Les 60 hectares du domaine sont ensuite acquis en 1825 par Casimir de Gourcuff qui en fera « le Village de Billancourt« , une zone résidentielle pour parisiens en mal de campagne. Au milieu des champs, il trace des rues, découpe des parcelles et les propose à la vente.

Le lotissement ne connait pas le succès espéré et les parcelles ont du mal à trouver preneur. Pour ne pas laisser les terres inexploitées, Gourcuff contracte donc des baux agricoles. En 1834 un premier bail accorde l’exploitation des 34 hectares de terre labourable à M et Mme Dufour. Bien sûr, les terrains restent en vente et, si un acquéreur est intéressé par une parcelle, une clause permet à Gourcuff de la récupérer, moyennant une indemnisation plus ou moins importante selon que le terrain a été semé ou non.
Cinq années plus tard, Gourcuff n’a vendu que 2 hectares. Un nouveau bail agricole est signé en 1839 pour 32 hectares avec Jacques Benjamin Delaguepierre. Il lui donne également l’autorisation d’utiliser la grange de la ferme. Celui-ci est un de ses fidèles employés depuis ses débuts. Sur le plan ci-dessous, les terres objet du bail sont figurées en couleur.
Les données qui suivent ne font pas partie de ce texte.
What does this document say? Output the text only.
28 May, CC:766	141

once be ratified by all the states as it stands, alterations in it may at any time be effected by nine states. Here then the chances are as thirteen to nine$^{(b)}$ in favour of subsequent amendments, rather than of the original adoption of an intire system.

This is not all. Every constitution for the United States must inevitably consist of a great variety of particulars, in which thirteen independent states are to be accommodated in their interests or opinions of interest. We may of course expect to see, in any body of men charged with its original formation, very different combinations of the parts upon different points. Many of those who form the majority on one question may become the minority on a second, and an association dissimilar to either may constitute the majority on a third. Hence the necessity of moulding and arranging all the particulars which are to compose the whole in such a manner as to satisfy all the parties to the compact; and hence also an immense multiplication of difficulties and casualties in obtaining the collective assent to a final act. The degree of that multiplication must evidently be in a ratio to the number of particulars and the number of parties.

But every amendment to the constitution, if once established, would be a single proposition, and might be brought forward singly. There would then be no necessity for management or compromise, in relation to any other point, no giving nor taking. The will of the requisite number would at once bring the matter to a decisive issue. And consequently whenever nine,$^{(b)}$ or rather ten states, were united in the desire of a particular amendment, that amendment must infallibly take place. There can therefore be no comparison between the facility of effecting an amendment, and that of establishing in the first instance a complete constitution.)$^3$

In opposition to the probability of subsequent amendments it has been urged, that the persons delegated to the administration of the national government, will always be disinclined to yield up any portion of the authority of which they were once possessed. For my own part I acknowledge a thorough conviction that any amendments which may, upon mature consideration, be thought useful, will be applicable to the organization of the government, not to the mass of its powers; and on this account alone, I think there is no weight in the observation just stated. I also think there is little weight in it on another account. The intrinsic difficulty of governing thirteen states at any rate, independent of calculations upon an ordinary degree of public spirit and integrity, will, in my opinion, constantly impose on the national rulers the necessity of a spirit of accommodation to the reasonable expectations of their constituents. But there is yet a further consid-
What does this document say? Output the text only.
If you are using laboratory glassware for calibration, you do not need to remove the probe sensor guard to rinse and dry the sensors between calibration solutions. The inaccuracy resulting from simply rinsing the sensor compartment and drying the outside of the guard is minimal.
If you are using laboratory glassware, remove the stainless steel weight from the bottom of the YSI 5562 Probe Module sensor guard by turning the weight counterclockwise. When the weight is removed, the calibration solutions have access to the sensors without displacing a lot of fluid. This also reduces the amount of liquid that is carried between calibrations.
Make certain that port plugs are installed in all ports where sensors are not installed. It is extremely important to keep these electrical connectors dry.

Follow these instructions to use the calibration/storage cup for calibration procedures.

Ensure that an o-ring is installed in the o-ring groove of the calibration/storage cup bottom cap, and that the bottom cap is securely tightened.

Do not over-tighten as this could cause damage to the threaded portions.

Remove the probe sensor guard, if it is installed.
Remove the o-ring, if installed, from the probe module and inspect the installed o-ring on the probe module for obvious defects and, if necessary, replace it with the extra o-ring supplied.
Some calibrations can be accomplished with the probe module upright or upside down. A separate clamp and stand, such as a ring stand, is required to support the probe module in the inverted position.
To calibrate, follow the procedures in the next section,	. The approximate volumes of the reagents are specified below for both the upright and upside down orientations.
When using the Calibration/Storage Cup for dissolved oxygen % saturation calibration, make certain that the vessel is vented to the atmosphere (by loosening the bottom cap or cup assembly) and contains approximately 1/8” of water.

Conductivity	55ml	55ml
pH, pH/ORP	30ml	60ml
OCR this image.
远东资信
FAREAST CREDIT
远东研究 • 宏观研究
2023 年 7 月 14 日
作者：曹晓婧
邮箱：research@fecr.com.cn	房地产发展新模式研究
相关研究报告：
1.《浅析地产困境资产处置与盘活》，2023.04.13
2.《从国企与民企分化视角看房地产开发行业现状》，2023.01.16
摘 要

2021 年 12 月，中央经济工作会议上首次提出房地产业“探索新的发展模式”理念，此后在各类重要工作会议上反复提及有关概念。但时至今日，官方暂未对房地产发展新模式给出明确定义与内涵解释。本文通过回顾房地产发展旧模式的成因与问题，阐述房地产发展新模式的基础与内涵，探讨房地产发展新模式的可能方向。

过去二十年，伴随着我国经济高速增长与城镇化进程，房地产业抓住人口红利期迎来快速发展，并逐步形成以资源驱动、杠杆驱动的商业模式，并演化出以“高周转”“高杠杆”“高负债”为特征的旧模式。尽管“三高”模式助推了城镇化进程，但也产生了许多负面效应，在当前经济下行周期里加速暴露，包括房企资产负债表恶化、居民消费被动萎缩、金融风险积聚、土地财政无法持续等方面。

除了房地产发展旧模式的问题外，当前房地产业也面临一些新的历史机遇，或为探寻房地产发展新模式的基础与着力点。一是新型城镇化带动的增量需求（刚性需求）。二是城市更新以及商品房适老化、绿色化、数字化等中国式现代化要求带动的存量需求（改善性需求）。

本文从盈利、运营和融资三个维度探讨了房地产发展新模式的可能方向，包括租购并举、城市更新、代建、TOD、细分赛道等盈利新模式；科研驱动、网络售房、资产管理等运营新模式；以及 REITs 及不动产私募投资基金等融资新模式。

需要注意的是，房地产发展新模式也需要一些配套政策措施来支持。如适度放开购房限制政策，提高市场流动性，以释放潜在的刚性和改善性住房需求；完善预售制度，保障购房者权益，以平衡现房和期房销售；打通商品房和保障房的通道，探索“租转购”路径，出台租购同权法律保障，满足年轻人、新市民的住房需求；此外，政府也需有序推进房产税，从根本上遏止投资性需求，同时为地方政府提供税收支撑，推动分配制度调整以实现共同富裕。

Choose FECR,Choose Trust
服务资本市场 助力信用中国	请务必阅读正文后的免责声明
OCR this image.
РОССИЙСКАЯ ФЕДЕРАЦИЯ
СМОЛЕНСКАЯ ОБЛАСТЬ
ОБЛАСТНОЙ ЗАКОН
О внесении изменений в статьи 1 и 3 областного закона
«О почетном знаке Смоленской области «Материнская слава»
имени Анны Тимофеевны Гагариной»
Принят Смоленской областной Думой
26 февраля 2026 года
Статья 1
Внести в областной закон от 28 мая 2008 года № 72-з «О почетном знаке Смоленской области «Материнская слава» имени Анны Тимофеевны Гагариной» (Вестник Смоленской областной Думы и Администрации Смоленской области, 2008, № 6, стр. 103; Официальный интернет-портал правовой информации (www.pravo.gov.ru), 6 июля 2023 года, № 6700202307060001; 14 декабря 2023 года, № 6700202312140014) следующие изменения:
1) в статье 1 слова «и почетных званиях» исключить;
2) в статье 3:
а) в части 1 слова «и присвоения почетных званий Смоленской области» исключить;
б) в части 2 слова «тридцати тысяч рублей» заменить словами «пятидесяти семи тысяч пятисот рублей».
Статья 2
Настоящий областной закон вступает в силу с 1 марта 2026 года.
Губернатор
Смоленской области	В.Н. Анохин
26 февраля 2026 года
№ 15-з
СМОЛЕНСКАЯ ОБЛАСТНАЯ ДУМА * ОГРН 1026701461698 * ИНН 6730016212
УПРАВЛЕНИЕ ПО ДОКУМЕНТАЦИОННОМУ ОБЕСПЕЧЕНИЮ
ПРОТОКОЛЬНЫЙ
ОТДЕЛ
On le voit, à cette date la moitié du domaine de Billancourt est encore agricole. On ne sait pas bien ce qu’il y cultive mais on sait que les terres sablonneuses autour de Paris sont de plus en plus utilisées pour des cultures maraîchères et que cette tendance va s’accentuer au fil du siècle. Le reste est constitué de grandes propriétés et de prés.

Terres d’en haut = vert et terres d’en bas = jaune.
En 1848 il reste encore 27 hectares de terre agricole et un troisième et dernier bail sera signé avec Joseph Chorin, nourisseur (éleveur et producteur de lait).
En 1855, Gourcuff, âgé, cède finalement les 28 hectares de terres invendues au promoteur Bonnard. Celui-ci les relotit en parcelles plus petites, monte des opérations de vente aux enchères et réussit à les vendre l’une après l’autre. Les champs et prés disparaissent rapidement au profit des parcs et jardins.
Cette fois, c’est la bien fin de l’ère agricole à Billancourt, Le domaine de la ferme aura duré sept siècles.